3. Paste the following script into the script half; make sure to set the custom RDP port that you would like to use.

 $newRdpPort = 123456

# Check the current RDP port
Get-ItemProperty -Path 'HKLM:\SYSTEM\CurrentControlSet\Control\Terminal Server\WinStations\RDP-Tcp' -Name 'PortNumber'

# Update the RDP port
Set-ItemProperty -Path 'HKLM:\SYSTEM\CurrentControlSet\Control\Terminal Server\WinStations\RDP-Tcp' -Name 'PortNumber' -Value $newRdpPort

# Restart the Remote Desktop Services service
Restart-Service -Name TermService -Force

# Confirm the new RDP port
Get-ItemProperty -Path 'HKLM:\SYSTEM\CurrentControlSet\Control\Terminal Server\WinStations\RDP-Tcp' -Name 'PortNumber'

4. Put the custom port number you would like to use after '$newRdpPort = '

5. Click the green arrow to run the script. The output will show in the blue box below.

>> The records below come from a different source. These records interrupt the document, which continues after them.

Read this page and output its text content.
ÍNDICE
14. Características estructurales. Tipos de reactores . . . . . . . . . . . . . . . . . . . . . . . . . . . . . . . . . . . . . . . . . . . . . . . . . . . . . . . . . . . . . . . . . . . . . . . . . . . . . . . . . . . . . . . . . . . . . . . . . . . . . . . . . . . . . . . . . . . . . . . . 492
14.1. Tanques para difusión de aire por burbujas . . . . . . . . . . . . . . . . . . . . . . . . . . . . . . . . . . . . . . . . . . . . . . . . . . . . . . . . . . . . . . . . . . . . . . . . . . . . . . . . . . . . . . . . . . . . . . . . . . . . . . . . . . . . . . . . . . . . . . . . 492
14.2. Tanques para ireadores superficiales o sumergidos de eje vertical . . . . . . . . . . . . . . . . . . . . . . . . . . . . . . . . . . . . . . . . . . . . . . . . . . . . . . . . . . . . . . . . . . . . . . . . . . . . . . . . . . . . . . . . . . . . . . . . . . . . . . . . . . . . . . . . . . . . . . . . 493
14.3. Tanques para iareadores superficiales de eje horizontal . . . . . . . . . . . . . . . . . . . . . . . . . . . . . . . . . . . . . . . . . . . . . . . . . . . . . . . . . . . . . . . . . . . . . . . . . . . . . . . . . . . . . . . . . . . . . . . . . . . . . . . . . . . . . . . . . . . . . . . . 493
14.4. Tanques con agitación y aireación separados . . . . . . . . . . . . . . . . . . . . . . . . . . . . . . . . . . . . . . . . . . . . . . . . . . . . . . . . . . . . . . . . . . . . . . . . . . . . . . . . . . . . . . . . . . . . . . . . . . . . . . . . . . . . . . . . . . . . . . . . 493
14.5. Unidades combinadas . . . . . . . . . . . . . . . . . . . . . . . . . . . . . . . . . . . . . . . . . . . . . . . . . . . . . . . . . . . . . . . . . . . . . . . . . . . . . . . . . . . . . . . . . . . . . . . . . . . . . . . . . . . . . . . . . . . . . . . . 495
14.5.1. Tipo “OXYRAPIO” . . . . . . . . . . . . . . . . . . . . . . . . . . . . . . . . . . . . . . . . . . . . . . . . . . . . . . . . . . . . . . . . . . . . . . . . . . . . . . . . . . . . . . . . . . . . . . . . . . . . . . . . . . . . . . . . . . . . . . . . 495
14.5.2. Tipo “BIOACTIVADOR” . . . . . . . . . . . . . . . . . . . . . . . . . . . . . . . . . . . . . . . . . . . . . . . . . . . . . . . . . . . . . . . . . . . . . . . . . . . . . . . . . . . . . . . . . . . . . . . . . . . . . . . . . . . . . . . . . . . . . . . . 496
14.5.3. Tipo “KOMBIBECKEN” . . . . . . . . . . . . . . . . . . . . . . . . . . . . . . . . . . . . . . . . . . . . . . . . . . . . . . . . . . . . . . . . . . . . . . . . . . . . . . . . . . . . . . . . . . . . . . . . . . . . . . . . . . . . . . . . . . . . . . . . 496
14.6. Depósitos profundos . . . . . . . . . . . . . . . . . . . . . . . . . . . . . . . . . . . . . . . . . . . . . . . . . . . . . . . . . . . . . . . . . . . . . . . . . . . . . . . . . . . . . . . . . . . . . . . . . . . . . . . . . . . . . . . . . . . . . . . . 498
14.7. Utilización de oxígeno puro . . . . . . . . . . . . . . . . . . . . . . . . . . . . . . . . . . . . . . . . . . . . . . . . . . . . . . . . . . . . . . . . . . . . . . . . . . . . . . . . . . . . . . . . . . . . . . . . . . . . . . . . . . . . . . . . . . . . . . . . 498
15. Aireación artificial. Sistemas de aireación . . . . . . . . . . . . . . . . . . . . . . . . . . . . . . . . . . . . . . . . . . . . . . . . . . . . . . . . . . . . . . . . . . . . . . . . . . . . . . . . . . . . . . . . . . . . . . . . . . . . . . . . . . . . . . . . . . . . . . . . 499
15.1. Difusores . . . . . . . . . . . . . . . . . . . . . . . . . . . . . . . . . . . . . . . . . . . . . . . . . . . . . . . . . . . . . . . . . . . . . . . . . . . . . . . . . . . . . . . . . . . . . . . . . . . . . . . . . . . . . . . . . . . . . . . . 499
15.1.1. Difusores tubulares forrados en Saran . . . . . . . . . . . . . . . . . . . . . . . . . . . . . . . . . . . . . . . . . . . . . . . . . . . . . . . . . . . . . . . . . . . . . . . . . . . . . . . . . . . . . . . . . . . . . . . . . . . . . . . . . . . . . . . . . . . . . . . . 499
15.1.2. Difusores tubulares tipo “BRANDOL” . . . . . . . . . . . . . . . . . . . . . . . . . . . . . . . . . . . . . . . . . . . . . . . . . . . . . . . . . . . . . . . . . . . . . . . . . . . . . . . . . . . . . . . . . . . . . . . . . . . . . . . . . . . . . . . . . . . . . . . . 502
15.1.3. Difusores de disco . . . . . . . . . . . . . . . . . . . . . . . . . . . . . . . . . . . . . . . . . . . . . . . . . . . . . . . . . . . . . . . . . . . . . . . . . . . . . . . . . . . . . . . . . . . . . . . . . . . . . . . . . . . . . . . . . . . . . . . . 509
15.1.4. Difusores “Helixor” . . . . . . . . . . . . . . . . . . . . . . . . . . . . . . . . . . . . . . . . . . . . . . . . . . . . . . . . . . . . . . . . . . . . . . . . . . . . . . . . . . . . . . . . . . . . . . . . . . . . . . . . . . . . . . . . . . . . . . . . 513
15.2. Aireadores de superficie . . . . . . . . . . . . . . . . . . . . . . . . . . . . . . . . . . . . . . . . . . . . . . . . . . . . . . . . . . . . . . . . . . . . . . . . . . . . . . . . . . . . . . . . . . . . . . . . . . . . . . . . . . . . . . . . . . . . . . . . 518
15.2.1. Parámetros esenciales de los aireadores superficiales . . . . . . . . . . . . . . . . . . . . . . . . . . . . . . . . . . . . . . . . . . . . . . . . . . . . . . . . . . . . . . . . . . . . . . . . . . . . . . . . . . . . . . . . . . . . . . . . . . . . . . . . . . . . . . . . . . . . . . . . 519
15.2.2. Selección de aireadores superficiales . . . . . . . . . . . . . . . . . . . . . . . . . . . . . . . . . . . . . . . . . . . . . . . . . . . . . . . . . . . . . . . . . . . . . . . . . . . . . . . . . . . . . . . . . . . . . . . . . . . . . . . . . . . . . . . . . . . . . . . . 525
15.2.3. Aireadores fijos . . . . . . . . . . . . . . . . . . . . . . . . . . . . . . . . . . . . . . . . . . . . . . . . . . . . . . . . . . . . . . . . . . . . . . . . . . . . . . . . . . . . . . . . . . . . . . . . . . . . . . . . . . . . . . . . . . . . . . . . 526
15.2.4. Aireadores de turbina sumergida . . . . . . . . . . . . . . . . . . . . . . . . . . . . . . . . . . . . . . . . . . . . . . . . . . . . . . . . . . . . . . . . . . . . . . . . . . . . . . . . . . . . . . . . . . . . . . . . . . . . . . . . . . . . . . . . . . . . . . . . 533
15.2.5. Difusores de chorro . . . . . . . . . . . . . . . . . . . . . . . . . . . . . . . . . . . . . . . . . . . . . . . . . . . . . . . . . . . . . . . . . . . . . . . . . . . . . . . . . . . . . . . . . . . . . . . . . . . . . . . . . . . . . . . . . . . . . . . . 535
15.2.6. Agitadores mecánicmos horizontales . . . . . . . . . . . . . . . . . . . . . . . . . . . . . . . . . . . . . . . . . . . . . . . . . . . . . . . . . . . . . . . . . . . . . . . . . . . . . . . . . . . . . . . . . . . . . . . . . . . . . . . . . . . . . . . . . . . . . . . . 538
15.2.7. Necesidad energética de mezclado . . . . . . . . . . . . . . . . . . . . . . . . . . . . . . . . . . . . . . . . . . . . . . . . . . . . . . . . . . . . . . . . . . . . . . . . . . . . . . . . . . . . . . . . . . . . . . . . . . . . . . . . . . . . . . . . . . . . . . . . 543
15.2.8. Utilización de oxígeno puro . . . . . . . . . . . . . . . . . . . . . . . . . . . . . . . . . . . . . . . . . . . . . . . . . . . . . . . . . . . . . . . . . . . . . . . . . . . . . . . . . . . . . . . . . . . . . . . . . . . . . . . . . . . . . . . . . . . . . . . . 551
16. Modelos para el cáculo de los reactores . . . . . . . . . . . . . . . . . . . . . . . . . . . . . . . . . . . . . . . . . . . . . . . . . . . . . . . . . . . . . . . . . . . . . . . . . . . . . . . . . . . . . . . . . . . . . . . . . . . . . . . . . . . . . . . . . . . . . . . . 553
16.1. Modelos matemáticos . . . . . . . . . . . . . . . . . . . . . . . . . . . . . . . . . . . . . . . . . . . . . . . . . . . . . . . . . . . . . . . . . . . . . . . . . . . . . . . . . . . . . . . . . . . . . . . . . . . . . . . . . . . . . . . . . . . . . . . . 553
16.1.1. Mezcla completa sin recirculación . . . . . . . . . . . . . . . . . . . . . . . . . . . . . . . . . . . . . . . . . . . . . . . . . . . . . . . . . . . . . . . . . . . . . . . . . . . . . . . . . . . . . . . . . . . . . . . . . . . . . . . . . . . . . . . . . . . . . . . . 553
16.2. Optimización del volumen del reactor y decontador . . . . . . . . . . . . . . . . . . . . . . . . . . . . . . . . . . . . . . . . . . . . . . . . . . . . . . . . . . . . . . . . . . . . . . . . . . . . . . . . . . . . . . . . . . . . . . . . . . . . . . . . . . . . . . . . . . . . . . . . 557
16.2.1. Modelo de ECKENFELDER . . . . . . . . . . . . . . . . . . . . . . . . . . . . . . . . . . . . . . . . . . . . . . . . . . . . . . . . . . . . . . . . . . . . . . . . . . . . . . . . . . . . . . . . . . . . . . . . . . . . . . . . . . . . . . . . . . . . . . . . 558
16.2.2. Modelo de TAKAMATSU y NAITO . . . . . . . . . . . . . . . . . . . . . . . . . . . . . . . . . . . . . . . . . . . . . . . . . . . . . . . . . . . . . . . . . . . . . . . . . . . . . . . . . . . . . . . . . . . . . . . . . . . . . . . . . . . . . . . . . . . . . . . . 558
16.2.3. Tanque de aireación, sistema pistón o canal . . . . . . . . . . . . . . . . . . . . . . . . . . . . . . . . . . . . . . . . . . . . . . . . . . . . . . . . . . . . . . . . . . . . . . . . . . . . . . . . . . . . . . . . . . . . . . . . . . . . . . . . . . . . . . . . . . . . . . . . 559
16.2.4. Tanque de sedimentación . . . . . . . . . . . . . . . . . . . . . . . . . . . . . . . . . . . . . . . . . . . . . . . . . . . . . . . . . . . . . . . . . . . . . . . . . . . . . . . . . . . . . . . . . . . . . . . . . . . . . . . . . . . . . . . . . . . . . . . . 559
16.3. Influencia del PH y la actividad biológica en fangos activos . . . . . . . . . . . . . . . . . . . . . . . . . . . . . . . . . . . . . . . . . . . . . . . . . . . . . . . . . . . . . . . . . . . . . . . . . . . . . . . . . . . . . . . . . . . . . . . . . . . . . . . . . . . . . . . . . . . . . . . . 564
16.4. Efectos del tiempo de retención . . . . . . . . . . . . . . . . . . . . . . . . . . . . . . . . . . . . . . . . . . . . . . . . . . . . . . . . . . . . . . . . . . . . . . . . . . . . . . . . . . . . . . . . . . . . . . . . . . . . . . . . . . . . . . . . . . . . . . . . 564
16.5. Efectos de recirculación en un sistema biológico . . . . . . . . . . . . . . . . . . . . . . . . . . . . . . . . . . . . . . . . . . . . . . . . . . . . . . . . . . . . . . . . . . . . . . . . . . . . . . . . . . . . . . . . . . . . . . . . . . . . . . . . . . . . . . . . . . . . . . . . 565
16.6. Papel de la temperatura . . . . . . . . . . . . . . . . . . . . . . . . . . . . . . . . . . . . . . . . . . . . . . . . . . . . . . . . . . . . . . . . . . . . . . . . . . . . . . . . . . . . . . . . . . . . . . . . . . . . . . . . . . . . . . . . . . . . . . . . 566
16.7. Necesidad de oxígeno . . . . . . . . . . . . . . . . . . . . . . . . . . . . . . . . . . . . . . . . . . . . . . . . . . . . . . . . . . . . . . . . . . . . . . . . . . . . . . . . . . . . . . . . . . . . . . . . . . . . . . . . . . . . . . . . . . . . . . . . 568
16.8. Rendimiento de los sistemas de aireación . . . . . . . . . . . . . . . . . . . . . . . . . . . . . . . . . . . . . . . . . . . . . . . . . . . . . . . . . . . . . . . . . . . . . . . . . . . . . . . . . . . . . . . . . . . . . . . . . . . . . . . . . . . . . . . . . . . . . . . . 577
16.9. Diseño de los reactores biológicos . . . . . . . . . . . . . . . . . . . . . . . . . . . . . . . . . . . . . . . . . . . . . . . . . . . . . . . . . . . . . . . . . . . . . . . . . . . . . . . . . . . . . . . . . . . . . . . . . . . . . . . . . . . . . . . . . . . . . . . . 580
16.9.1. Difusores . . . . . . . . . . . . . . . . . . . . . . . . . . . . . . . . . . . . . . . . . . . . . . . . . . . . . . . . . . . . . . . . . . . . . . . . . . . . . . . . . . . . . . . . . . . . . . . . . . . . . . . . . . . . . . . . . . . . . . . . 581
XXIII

Warning: if you are connected via RDP, you will be kicked from your session. Make sure your new port is allowed on any firewalls


Creating a windows firewall rule

Method 1: GUI

1. Open up 'Windows Defender Firewall with Advanced Security'. You can type it in the search bar, and if that doesn't work, paste the path below into File Explorer.

C:\ProgramData\Microsoft\Windows\Start Menu\Programs\Administrative Tools\Windows Defender Firewall with Advanced Security


2. Select 'Inbound rules' and 'New Rule'.


3. Go with the 'Port' option; you can also select 'Custom' if you want to restrict it via IP.


4. Select TCP or UDP. You only need TCP, but UDP as well will help with speed. You cannot select them both at once; you will need to run through the guide twice to add UDP. Put in the custom port number you set before, e.g., 29292. Click next when you are done.


5. Select 'Allow the connection' and press next


6. Select 'Public' and select next.


7. Give the rule a name and a description if you would like, then click finish.


8. The new rule should appear under inbound rules; a green tick next to it means it is currently enabled.


Method 2: PowerShell

1. Use the search bar to find PowerShell ISE, right-click, and run as admin.


2. Select the small arrow next to the word "script" to expand.


3. Paste the following script into the script half; make sure to set the custom RDP port that you would like to use.

 $newRdpPort = 29292

# Allow traffic in via firewall
New-NetFirewallRule -DisplayName 'RDPPORTLatest-TCP-In' -Profile Public -Direction Inbound -Action Allow -Protocol TCP -LocalPort $newRdpPort
New-NetFirewallRule -DisplayName 'RDPPORTLatest-UDP-In' -Profile Public -Direction Inbound -Action Allow -Protocol UDP -LocalPort $newRdpPort


4.  Put the custom port number you would like to use after '$newRdpPort = '


5. Click the green arrow to run the script. The output will show in the blue box below. Make sure the primary status, status, and enabled fields are showing correctly.

You will now be able to log back into the server with your newly allocated RDP port.